要するに、阿志雄は禁断症状に陥っていた。
「やっと終わったぁ~……」
朝から打ち合わせに出掛け、本社に戻ってこれたのは午後二時前。フラつく足取りで社員食堂に向かえば利用者はほとんどおらず、片付けの真っ最中だった。
「あら阿志雄くん。お昼ゴハンまだなの?」
「食べてない~。なんかあります?」
「いま用意するから待っててね」
食堂のおばちゃん、和地が気付いて声を掛けた。阿志雄が食堂を訪れたのはあの一件以来だ。
すぐに温かな料理がのったトレイが運ばれてきた。本来ならばカウンターまで取りに行かねばならないが、あまりにも疲れた様子を見兼ね、和地がテーブルまで運んでくれたのだ。
「すいません、ありがとうございます」
「ゆっくり食べてね」
「いただきます」
今日のメインは豚の生姜焼き。ほうれん草のお浸しと赤だしのみそ汁、漬け物がセットになった定食だ。茶碗に盛られた白飯が輝いている。
「みんなのおかげで定食メニューが出せるようになったのよ。どう?」
「うまいっす」
甘辛いタレがたっぷり掛かった厚めの豚肉は食べやすい大きさにカットされている。付け合わせの千切りキャベツと一緒に口に放り込めば、シャキシャキとした食感と共に肉の甘みと旨味が滲み出て白飯がよく進む。
和地が選んだ米『きたにしき』は丁寧に炊かれたことで一粒一粒が立ち、噛めば噛むほどに甘みが出て、どんなおかずにもよく合う。食通でも何でもない阿志雄にも分かる。これは三年前、本社研修の時に食べた懐かしい味だと。

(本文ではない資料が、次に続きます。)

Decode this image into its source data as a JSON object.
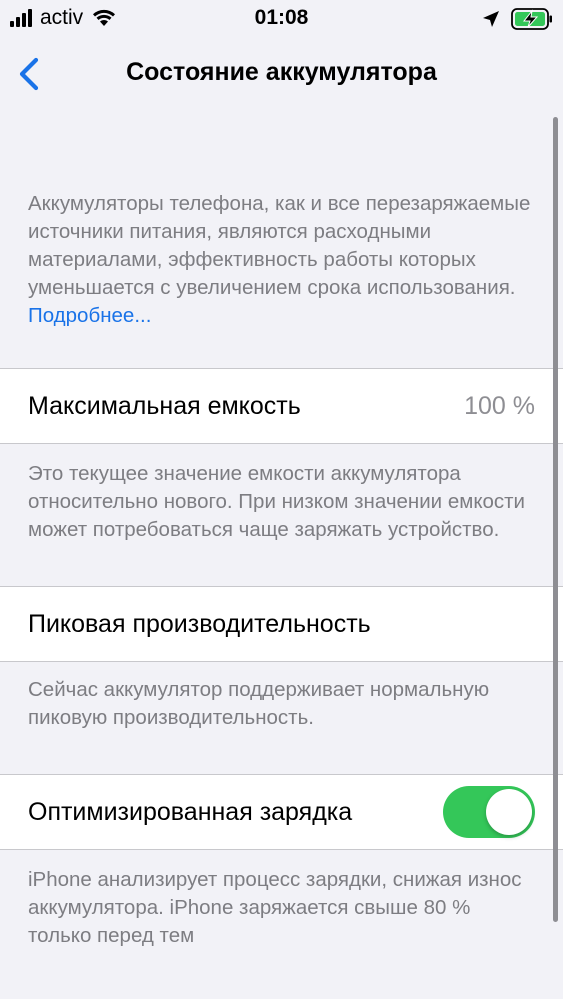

「あれ以来、穂堂さんと鍬沢くんが揃って食べに来てくれるようになったのよ。部署は違うけど仲良くなったみたい。今日も一緒だったわ」
「へぇ~……エッ?」
そのまま和地は明日の仕込みのため調理場へと戻っていった。ひとり食堂内に残された阿志雄はまず箸を置き、懐から会社支給携帯を取り出した。
『──なんですか阿志雄さん』
電話の相手は鍬沢だ。抑揚のない、悪く言えばやる気の感じられない声が聞こえる。周囲の声やカタカタとキーボードを打つ音がするところをみると、仕事をしながらハンズフリーで通話しているのだろう。

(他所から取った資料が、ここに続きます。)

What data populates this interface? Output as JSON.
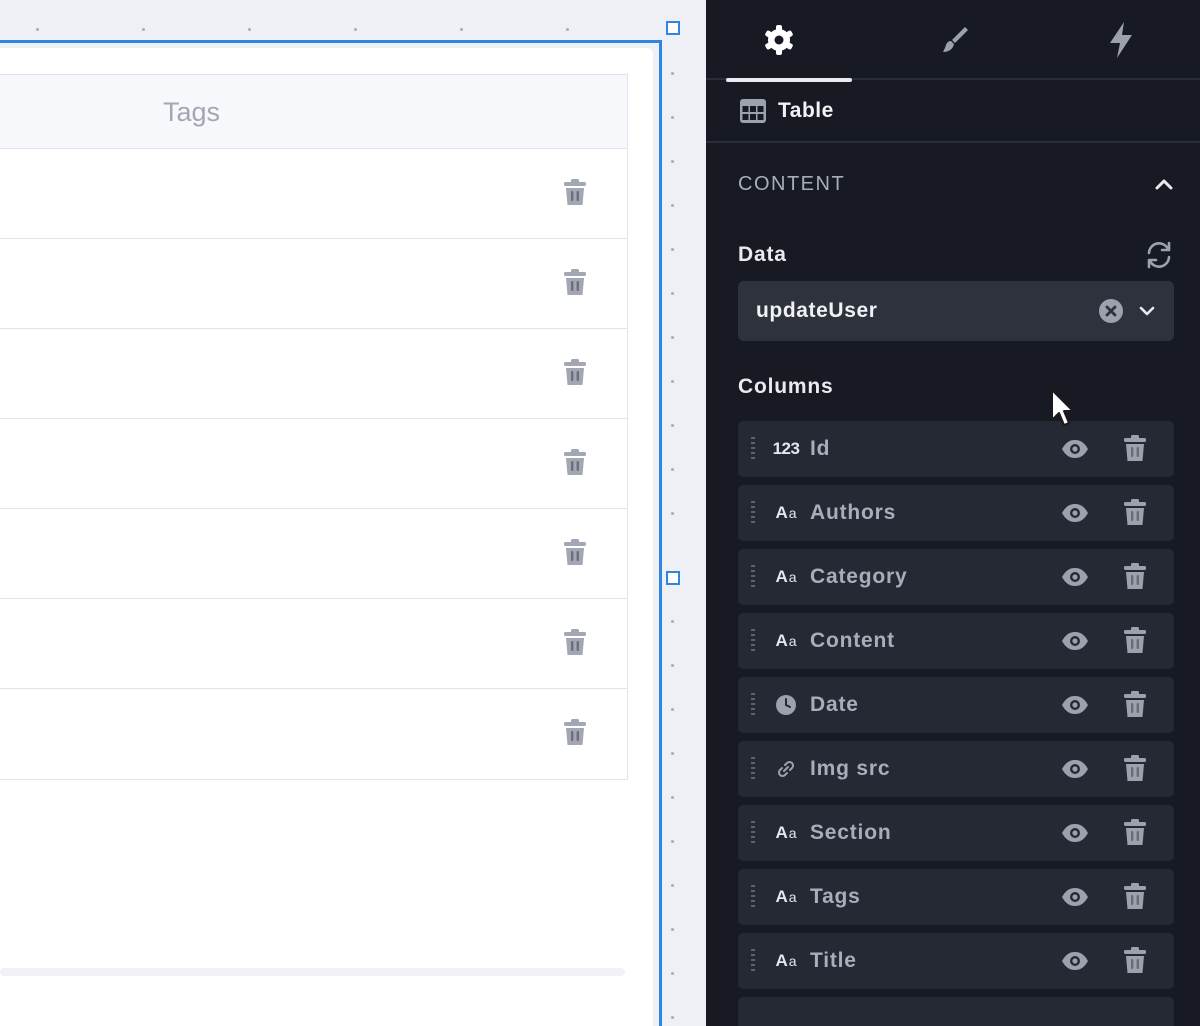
{
  "canvas": {
    "table": {
      "header": {
        "column_label": "Tags"
      },
      "row_count": 7
    }
  },
  "panel": {
    "tabs": [
      {
        "icon": "gear-icon",
        "active": true
      },
      {
        "icon": "brush-icon",
        "active": false
      },
      {
        "icon": "lightning-icon",
        "active": false
      }
    ],
    "component": {
      "icon": "table-icon",
      "title": "Table"
    },
    "content_section": {
      "label": "CONTENT",
      "expanded": true
    },
    "data": {
      "label": "Data",
      "selected_value": "updateUser"
    },
    "columns": {
      "label": "Columns",
      "items": [
        {
          "type": "number",
          "type_glyph": "123",
          "name": "Id"
        },
        {
          "type": "text",
          "type_glyph": "Aa",
          "name": "Authors"
        },
        {
          "type": "text",
          "type_glyph": "Aa",
          "name": "Category"
        },
        {
          "type": "text",
          "type_glyph": "Aa",
          "name": "Content"
        },
        {
          "type": "date",
          "type_glyph": "clock",
          "name": "Date"
        },
        {
          "type": "link",
          "type_glyph": "link",
          "name": "Img src"
        },
        {
          "type": "text",
          "type_glyph": "Aa",
          "name": "Section"
        },
        {
          "type": "text",
          "type_glyph": "Aa",
          "name": "Tags"
        },
        {
          "type": "text",
          "type_glyph": "Aa",
          "name": "Title"
        }
      ]
    }
  },
  "colors": {
    "selection": "#2f86e0",
    "panel_bg": "#171a22",
    "column_item_bg": "#252934",
    "select_bg": "#2e323d"
  }
}
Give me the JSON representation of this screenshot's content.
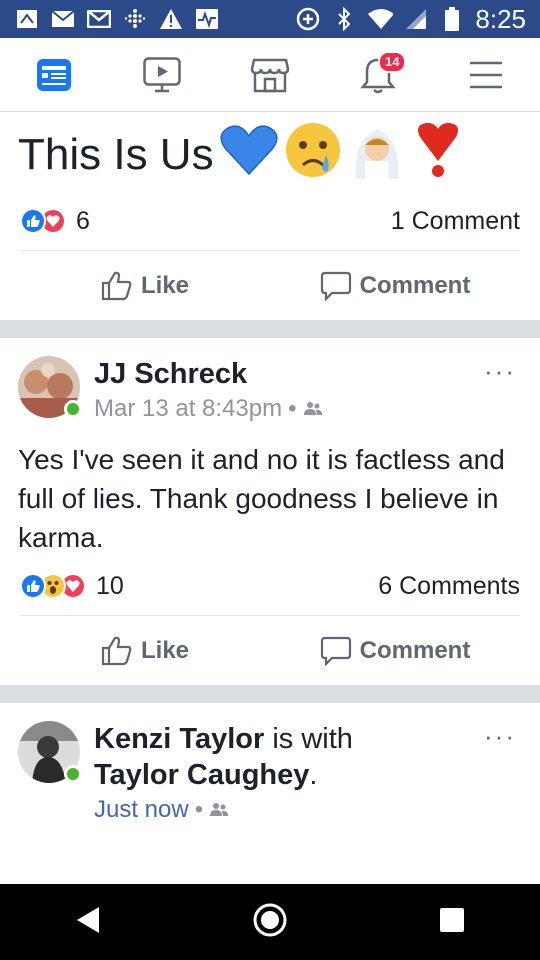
{
  "status_bar": {
    "time": "8:25",
    "icons": [
      "app-icon",
      "mail-icon",
      "gmail-icon",
      "fitbit-icon",
      "warning-icon",
      "activity-icon",
      "data-saver-icon",
      "bluetooth-icon",
      "wifi-icon",
      "signal-icon",
      "battery-icon"
    ]
  },
  "nav": {
    "items": [
      "news-feed-icon",
      "watch-icon",
      "marketplace-icon",
      "notifications-icon",
      "menu-icon"
    ],
    "notification_badge": "14",
    "accent_color": "#1877f2"
  },
  "post1": {
    "title": "This Is Us",
    "title_emojis": [
      "💙",
      "😢",
      "👰",
      "❗"
    ],
    "reaction_icons": [
      "like-reaction-icon",
      "love-reaction-icon"
    ],
    "reaction_count": "6",
    "comment_count": "1 Comment",
    "like_label": "Like",
    "comment_label": "Comment"
  },
  "post2": {
    "author": "JJ Schreck",
    "timestamp": "Mar 13 at 8:43pm",
    "separator": "•",
    "body": "Yes I've seen it and no it is factless and full of lies.  Thank goodness I believe in karma.",
    "reaction_icons": [
      "like-reaction-icon",
      "wow-reaction-icon",
      "love-reaction-icon"
    ],
    "reaction_count": "10",
    "comment_count": "6 Comments",
    "like_label": "Like",
    "comment_label": "Comment",
    "more_label": "···"
  },
  "post3": {
    "author": "Kenzi Taylor",
    "with_text": "is with",
    "tagged": "Taylor Caughey",
    "period": ".",
    "timestamp": "Just now",
    "separator": "•",
    "more_label": "···"
  },
  "bottom_nav": [
    "back-icon",
    "home-icon",
    "recents-icon"
  ]
}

普段とまったく変わらぬ様子に逆に苛立ちを覚え、阿志雄は口を尖らせた。
「おまえさぁ、オレを差し置いてなんで穂堂さんと仲良くなっちゃってんの?ズルくない?なんでオレに声掛けないワケ?」
口をついて出るのは恨み言のみ。一方的に文句を言われ、電話の向こうの鍬沢は『また仕事に関係ない話か』とボヤきながら溜め息を吐き出している。
『居なかったのはそっちじゃないですか』
「そうだけどさぁ!」
『てゆーか、僕いま社内システムの保守作業で忙しいんでもう切りますよ』
「ちょ、待て鍬沢!話はまだ……」
通話はそこで途切れた。仕事に関係のない話を会社支給携帯でしようとした阿志雄が全面的に悪い。
「くっそ、アイツめ」
阿志雄は転勤二日目に一緒に親子丼を食べただけで、それ以降は穂堂と食事をしたことがない。

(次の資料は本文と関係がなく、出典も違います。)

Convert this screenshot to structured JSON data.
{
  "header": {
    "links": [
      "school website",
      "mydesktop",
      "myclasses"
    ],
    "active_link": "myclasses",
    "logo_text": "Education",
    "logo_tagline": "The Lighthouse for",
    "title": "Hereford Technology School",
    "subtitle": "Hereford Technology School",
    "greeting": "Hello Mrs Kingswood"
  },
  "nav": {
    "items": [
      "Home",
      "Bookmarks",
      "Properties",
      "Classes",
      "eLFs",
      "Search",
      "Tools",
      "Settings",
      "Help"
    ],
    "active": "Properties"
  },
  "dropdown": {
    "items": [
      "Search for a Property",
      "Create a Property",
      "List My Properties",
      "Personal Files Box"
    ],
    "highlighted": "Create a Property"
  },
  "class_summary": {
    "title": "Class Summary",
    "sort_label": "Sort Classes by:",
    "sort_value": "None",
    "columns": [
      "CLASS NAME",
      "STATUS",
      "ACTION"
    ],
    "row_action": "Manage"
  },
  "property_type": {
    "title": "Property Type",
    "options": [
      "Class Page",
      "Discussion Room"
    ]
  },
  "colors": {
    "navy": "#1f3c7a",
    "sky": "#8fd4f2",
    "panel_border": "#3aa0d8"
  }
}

営業職は打ち合わせで社外に出る機会が多い。株式会社ケルスト本社は地方都市の郊外にあり、取引先の大半は遠く、移動だけで時間を取られてしまう。今日は早く帰社出来たほうだ。鍬沢のように昼休みに時間を合わせて一緒にランチを食べること自体が難しい。
「……晩メシに誘ってみようかな」
断られたらどうしようと思いながら、阿志雄は会社支給携帯の画面に表示された穂堂の名前を眺めた。